L’exemple de la néphropathie aux produits de contraste iodés et des questions que nous nous posons à son sujet est symbolique de la puissance de la science. Elle permet de remettre en cause des idées profondément ancrées dans nos têtes, voir qui sont devenus des dogmes. Qui aurait dit il y a 20 ans qu’on se poserait la question « Est ce qu’une injection de PCI est néphrotoxique? » Faire de la recherche en générant des hypothèses, produire des données et les analyser de façon pertinente permet de faire avancer la connaissance. Les implications sont importantes, comprendre un phénomène permet de mieux prendre en charge les patients. Ce que j’aime est qu’il s’agit d’un processus permanent de remise en question, de doute. Nous ne pouvons, nous ne devons jamais nous reposer et toujours aller plus loin dans la compréhension du monde. Seule la démarche scientifique permet cette compréhension. Les résultats obtenus doivent toujours être interprétés avec humilité, car demain un nouveau chercheur pourra d’un revers d’expériences tout remettre en cause. Les évidences d’aujourd’hui seront peut être fausses demain, mais je n’y prêterais attention que si c’est le fruit d’une démarche scientifique rigoureuse et honnête.

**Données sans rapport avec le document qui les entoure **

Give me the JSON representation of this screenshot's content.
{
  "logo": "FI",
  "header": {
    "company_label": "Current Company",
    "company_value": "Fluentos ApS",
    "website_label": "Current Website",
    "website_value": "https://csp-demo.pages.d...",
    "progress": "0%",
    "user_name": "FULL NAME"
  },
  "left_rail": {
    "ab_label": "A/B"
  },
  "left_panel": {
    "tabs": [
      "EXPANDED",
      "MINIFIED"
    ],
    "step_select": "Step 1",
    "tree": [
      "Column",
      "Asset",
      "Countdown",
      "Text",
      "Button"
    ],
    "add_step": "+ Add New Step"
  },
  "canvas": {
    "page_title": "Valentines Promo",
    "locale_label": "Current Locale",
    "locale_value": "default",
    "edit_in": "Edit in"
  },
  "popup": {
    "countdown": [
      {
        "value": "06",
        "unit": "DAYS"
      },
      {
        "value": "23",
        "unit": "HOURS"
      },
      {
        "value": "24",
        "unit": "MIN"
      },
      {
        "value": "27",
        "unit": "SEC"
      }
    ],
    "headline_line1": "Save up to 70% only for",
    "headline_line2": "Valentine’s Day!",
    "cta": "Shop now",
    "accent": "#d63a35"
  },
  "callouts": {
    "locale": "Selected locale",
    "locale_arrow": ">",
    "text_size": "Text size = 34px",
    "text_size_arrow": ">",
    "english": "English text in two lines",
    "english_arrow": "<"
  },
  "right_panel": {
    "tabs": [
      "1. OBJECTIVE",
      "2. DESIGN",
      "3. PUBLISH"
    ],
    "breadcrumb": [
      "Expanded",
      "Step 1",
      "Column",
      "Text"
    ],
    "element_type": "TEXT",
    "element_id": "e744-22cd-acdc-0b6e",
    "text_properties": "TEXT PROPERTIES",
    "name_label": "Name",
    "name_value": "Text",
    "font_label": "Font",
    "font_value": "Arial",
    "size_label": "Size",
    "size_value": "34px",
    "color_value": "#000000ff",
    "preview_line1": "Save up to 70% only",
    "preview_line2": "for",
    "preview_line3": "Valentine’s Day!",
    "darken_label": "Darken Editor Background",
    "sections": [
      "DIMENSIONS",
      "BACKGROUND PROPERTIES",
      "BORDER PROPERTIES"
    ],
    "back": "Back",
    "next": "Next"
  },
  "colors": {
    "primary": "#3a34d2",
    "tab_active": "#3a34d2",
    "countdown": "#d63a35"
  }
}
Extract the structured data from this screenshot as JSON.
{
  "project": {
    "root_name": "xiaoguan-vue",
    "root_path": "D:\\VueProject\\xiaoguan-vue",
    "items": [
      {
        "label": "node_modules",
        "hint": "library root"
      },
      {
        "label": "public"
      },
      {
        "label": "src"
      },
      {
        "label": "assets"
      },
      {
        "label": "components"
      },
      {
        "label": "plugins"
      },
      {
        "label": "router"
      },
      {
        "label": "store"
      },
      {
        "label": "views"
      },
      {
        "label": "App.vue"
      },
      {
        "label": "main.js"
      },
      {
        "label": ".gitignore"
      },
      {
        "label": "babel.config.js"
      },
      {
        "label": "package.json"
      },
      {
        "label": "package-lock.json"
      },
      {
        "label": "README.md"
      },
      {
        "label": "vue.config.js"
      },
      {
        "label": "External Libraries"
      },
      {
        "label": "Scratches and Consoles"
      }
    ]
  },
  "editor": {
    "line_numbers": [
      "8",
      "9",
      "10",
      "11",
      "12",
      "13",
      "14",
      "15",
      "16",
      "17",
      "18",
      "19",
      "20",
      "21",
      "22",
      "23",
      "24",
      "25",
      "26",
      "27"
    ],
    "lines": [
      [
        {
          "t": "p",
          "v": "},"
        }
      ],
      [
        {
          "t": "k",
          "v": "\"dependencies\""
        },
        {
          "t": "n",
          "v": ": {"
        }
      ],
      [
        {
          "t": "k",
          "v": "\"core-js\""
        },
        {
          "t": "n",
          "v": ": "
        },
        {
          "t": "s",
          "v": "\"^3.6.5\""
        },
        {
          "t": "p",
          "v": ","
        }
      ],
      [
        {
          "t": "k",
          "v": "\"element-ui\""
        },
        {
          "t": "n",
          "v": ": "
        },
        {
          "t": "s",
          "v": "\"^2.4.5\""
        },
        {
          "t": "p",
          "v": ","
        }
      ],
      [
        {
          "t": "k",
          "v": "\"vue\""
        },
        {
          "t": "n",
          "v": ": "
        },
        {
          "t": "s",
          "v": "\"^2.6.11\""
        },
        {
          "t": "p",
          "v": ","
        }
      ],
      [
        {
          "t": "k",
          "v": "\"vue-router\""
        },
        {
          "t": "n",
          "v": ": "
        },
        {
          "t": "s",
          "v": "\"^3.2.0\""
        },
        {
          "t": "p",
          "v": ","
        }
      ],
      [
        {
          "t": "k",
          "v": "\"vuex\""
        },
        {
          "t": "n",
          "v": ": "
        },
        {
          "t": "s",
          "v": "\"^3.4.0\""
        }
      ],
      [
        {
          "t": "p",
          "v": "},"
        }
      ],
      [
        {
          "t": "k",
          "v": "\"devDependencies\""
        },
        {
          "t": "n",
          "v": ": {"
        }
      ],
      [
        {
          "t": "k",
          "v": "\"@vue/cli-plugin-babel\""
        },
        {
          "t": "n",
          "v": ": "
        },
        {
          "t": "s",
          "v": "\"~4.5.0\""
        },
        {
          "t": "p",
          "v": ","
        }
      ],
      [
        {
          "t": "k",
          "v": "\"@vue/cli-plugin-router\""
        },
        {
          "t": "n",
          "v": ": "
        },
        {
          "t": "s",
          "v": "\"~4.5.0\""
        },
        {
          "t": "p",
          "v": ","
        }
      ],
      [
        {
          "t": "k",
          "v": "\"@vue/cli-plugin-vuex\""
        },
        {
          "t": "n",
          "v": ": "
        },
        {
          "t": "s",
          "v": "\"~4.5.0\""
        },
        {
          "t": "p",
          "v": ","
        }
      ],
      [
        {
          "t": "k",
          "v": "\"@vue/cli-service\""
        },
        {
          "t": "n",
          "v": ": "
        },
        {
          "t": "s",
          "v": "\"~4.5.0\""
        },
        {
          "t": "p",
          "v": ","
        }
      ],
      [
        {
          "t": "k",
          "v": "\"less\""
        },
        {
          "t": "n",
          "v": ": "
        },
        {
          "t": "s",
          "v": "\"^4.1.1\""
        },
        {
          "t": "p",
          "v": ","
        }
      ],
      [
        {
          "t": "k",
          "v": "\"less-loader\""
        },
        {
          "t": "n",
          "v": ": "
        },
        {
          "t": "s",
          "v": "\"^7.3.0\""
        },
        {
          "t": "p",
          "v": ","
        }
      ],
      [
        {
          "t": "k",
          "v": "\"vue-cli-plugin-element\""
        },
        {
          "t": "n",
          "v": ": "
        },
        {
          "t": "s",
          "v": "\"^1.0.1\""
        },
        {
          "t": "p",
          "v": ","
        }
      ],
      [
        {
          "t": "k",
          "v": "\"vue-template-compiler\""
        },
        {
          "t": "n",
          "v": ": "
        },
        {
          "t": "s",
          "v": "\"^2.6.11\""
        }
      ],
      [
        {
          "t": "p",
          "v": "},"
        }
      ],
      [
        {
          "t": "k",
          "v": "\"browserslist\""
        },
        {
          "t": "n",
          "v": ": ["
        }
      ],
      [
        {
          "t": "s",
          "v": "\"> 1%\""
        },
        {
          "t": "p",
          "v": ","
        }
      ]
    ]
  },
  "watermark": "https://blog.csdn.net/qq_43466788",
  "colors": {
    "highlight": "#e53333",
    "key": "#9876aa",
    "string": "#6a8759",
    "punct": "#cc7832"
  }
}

La science est belle, elle nous force à utiliser notre cerveau, ce qui reste la plus belle de toutes les activités humaines. Il faut toujours chercher à comprendre contrairement à ce qu’à pu dire un premier ministre français. Rejetons les dogmes, le prêt à penser, ne cédons pas à la facilité des arguments fallacieux de l’anti-science qui reviennent si fort actuellement. Réfléchir, penser, partager, voici un beau triptyque qui pourrait être le cœur d’un projet de société.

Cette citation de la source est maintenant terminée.